Trump continua a chiamare il coronavirus “virus cinese”, suscitando polemiche e alzando le tensioni con Pechino. Quale strategia politica sta seguendo il Presidente USA?
Donand Trump ha almeno una certezza nel caos coronavirus degli Stati Uniti: l’epidemia che sta colpendo la sua nazione ha un nome preciso: “virus cinese”.
Il Presidente degli Stati Uniti è probabilmente l’unico capo di Stato che continua a riferirsi al virus specificando costantemente la sua origine, ovvero la Cina.
Un modo come un altro per semplificare la comunicazione o pura strategia politica? Non è proprio un caso se l’inquilino della Casa Bianca preferisce ribadire in ogni occasione ufficiale la provenienza straniera del coronavirus, rimarcando l’estraneità con gli USA e quasi, velatamente, sottolineando le responsabilità di Pechino per la diffusione.
Questa abitudine a riferirsi al “virus cinese” sta provocando una serie di polemiche a sfondo razzista nei confronti di Trump. Il Presidente USA, però, minimizza, nel pieno della crisi coronavirus nella sua nazione. Intanto, i rapporti con la Cina si fanno sempre più tesi.
Il Coronavirus per Trump è il “virus cinese”. Ecco perché
Ieri, mercoledì 18 marzo, Trump ha difeso la sua pratica sempre più frequente di chiamare il coronavirus il “virus cinese”, ignorando il crescente coro di critiche sul fatto che tale denominazione sia razzista.
Il presidente USA ha semplicemente spiegato che: “Non è affatto razzista. "Viene dalla Cina, ecco perché.”
Il termine coniato e continuamente utilizzato dall’inquilino della Casa Bianca, però, sta causando un vero e proprio scontro diplomatico.
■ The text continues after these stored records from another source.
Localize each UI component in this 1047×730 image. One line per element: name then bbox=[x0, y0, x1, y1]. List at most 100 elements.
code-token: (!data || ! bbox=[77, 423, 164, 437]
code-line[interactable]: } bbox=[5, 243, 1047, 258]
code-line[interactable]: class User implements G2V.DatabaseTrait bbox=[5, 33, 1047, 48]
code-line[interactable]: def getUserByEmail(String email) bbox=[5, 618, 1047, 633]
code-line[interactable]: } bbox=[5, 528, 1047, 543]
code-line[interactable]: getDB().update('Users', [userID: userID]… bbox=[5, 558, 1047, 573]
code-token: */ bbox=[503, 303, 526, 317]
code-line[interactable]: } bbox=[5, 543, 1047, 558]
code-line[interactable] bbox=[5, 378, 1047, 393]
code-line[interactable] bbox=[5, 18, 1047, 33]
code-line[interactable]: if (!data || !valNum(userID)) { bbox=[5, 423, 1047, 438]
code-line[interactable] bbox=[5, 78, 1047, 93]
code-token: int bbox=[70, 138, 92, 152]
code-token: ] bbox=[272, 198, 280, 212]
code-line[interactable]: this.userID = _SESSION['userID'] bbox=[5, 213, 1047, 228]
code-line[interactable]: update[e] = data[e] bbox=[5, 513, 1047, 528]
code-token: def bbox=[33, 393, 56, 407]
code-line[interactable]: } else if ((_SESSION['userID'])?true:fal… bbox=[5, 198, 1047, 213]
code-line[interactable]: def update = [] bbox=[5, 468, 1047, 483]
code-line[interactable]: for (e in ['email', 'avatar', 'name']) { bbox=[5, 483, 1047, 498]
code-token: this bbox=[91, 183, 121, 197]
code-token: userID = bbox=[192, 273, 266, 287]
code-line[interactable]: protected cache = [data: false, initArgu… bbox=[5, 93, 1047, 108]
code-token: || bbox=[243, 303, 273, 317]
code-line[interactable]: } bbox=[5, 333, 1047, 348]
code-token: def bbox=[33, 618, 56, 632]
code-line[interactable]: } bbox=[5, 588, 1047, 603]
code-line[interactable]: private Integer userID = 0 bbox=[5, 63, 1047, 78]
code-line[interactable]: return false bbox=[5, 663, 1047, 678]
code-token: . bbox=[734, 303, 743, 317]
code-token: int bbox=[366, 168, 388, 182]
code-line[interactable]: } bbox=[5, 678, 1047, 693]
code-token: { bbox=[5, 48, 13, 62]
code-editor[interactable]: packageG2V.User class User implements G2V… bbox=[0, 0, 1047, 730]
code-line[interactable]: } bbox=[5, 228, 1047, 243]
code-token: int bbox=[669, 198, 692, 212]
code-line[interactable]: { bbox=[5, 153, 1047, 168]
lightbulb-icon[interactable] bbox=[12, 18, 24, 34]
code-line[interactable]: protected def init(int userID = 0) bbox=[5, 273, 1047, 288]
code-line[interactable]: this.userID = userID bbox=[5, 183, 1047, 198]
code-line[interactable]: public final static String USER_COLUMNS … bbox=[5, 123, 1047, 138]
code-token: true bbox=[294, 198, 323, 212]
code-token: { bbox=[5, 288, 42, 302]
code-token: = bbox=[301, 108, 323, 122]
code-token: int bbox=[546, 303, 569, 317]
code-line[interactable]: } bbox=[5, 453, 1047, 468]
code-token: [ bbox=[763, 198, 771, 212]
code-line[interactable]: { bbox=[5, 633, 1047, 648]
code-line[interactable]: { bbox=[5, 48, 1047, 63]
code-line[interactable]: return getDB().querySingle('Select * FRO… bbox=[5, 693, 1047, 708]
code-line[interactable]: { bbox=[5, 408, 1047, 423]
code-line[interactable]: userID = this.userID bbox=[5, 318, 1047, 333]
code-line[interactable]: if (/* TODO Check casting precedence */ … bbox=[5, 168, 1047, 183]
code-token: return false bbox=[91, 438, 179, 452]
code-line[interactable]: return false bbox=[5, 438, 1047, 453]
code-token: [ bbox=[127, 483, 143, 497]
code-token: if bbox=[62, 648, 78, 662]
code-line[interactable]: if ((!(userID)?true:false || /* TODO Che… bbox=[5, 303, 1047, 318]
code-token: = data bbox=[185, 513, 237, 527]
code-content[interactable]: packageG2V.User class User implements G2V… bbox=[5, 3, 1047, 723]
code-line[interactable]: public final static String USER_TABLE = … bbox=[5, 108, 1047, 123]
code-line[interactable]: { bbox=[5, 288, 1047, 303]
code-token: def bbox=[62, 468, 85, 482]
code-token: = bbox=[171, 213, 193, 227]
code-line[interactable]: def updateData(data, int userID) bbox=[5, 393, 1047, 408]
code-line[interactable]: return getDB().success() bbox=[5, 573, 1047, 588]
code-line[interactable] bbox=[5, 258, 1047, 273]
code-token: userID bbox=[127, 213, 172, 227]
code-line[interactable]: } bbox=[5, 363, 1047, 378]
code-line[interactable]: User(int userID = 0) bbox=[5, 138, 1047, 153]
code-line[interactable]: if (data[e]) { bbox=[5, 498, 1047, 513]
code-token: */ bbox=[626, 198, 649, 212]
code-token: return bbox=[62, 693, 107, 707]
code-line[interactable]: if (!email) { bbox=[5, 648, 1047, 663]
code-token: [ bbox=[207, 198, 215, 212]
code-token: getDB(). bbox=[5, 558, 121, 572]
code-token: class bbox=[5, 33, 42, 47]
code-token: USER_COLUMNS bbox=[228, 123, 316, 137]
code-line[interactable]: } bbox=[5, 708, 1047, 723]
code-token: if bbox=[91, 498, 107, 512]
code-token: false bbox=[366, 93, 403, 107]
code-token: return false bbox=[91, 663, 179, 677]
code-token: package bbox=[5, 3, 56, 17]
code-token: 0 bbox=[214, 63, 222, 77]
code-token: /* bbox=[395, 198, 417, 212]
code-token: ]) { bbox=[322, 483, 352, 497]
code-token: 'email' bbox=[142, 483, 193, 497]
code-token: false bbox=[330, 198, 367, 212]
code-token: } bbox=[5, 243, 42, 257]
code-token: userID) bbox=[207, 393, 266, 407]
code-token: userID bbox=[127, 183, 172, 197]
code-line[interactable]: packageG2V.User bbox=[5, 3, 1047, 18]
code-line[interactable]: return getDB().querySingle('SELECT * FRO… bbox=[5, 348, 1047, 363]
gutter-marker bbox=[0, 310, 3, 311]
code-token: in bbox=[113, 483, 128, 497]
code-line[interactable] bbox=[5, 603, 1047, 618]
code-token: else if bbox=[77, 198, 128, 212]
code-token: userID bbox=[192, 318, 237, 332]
Funzionari cinesi e diversi critici hanno affermato che etichettare il virus in questo modo aumenterà solo le tensioni tra i due Paesi, provocando un clima di xenofobia che andrebbe scoraggiato, non fomentato.
I cittadini americani di origine asiatica hanno già riportato episodi di insulti razziali e violenze fisiche a causa della percezione che la Cina sia la colpevole del coronavirus.
Che ci sia nervosismo tra le due grandi potenze è innegabile. Appena due giorni fa Trump ha dichiarato che il suo insistere sul legame tra Cina e virus era una risposta al tentativo di Pechino di incolpare l’esercito USA dell’epidemia.
Non solo, il Governo cinese ha annunciato che avrebbe espulso i giornalisti dalle principali agenzie di stampa, tra cui il New York Times, in risposta alla decisione dell’amministrazione Trump di limitare il numero di cittadini cinesi che lavorano negli Stati Uniti.
Dopo la guerra commerciale, quindi, è in corso un nuovo conflitto tra i le due potenze?
Trump e la campagna presidenziale sul coronavirus
Per molti osservatori il continuo riferimento alla Cina quando si parla di coronavirus rientra nella strategia della campagna elettorale di Trump per le elezioni presidenziali USA di novembre.
Lo scoppio dell’epidemia negli Stati Uniti, con tutte le conseguenze drammatiche che sta già avendo sulla salute dei cittadini e sull’economia nazionale, è un duro colpo per la rielezione del Presidente repubblicano.
Anche per questo Trump continua a riferirsi nei tweet e nei discorsi ufficiali al “virus cinese”, e addirittura Pence ha parlato di “Wuhan virus”. L’intento è allontanare ogni responsabilità americana sugli effetti nefasti dell’epidemia, colpa, quindi, della Cina.
Non a caso, tra gli slogan del Presidente nella campagna elettorale, è apparso questo proclama: “L’America è sotto attacco - non solo da un virus invisibile, ma dai cinesi.”
Donald Trump sembra davvero temere il coronavirus, innanzitutto, per la sua non facile rielezione.